Instead, state-of-the-art reaction networks are generally built by hand, based on chemical intuition and (sparse) experimental evidence.
#MICRO FOCUS OO FULL#
Indeed, not even the topology of the full network is usually taken into account. This information is typically not available. One would need at least an approximate notion of the reaction thermochemistry (and ideally the kinetics) of the full network, to be able to do this on a rational basis.
Notwithstanding, the difficulty lies in knowing which parts of the full network to keep. This offers a non-empirical route to understanding complex reaction mechanisms. Meanwhile, the big advantage of focusing on sub-graphs is that the kinetics and thermochemistry of each elementary step may be explicitly computed from first principles. It is therefore entirely possible that a microkinetic model based on a reduced reaction network correctly describes the overall kinetics of a complex process 1, 6, 20. This is not automatically a problem, as large parts of the latter may not be thermodynamically accessible. The reaction networks typically used in microkinetic studies of natural and industrial processes are therefore necessarily merely sub-graphs of the full network of possible reactions (see Fig. For example, we recently reported a database of over 1 million elementary reactions for molecules no larger than four non-hydrogen atoms containing carbon, oxygen and hydrogen 22. In many cases, however, the understanding of complex chemical processes is hampered by the sheer size of the networks in question 1, 13, 14, 15, 16, 17, 18, 19, 20, 21. Indeed, any study of chemical kinetics or selectivity is essentially a study of a reaction network. Reaction networks are essential tools for the description, illustration, and fundamental understanding of chemical processes in such diverse fields as catalysis 1, 2, 3, 4, combustion 5, 6, 7, polymerization 8, atmospheric chemistry 9, systems chemistry 10, 11, and the origin of life 12. Showcased by the application to methane combustion, we demonstrate that the learned reaction energies offer a non-empirical route to rationally extract reduced reaction networks for detailed microkinetic analyses.
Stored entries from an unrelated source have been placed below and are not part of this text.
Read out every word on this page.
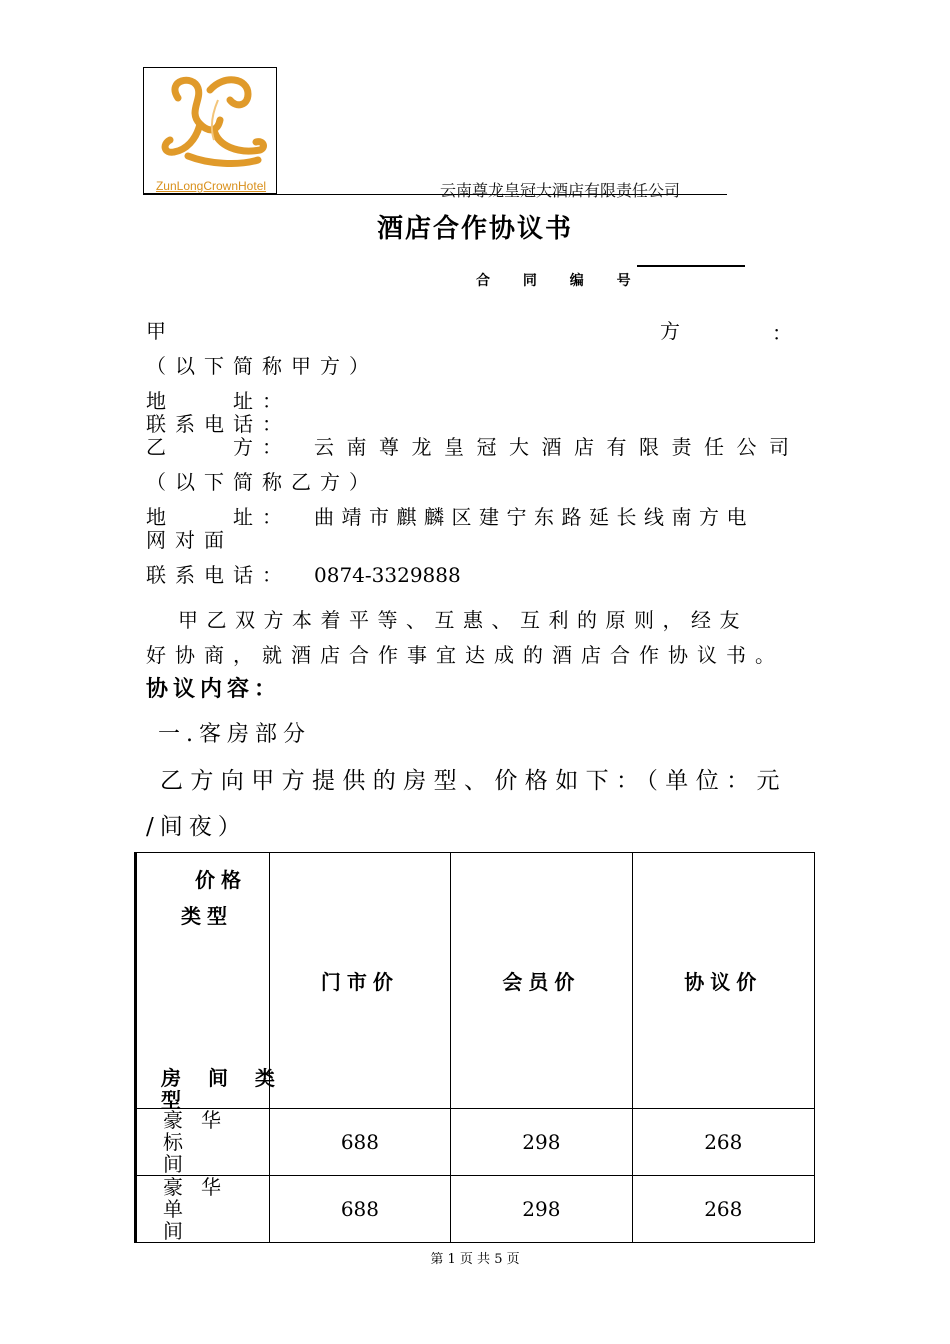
ZunLongCrownHotel	云南尊龙皇冠大酒店有限责任公司
酒店合作协议书
合 同 编 号
甲	方	：
（以下简称甲方）
地　　址：
联系电话：
乙　　方： 云南尊龙皇冠大酒店有限责任公司
（以下简称乙方）
地　　址： 曲靖市麒麟区建宁东路延长线南方电
网对面
联系电话： 0874-3329888
甲乙双方本着平等、互惠、互利的原则，经友
好协商，就酒店合作事宜达成的酒店合作协议书。
协议内容：
一.客房部分
乙方向甲方提供的房型、价格如下：（单位：元
/间夜）
价格
类型
房 间 类
型	门市价	会员价	协议价

豪华标
间	688	298	268

豪华单
间	688	298	268
第 1 页 共 5 页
We show that the special topology of reaction spaces, with central hub molecules involved in multiple reactions, requires a modification of existing compound space ML-concepts. As an important basis for ‘reactive’ ML, we establish a first-principles database (Rad-6) containing closed and open-shell organic molecules, along with an associated database of chemical reaction energies (Rad-6-RE). Central to chemistry as a science of transformations, this space contains all possible chemical reactions. Here, we therefore engage in the ML-driven study of even larger reaction space. While intractable as a whole, modern machine learning (ML) is increasingly capable of accurately predicting molecular properties in important subsets. Chemical compound space refers to the vast set of all possible chemical compounds, estimated to contain 10 60 molecules.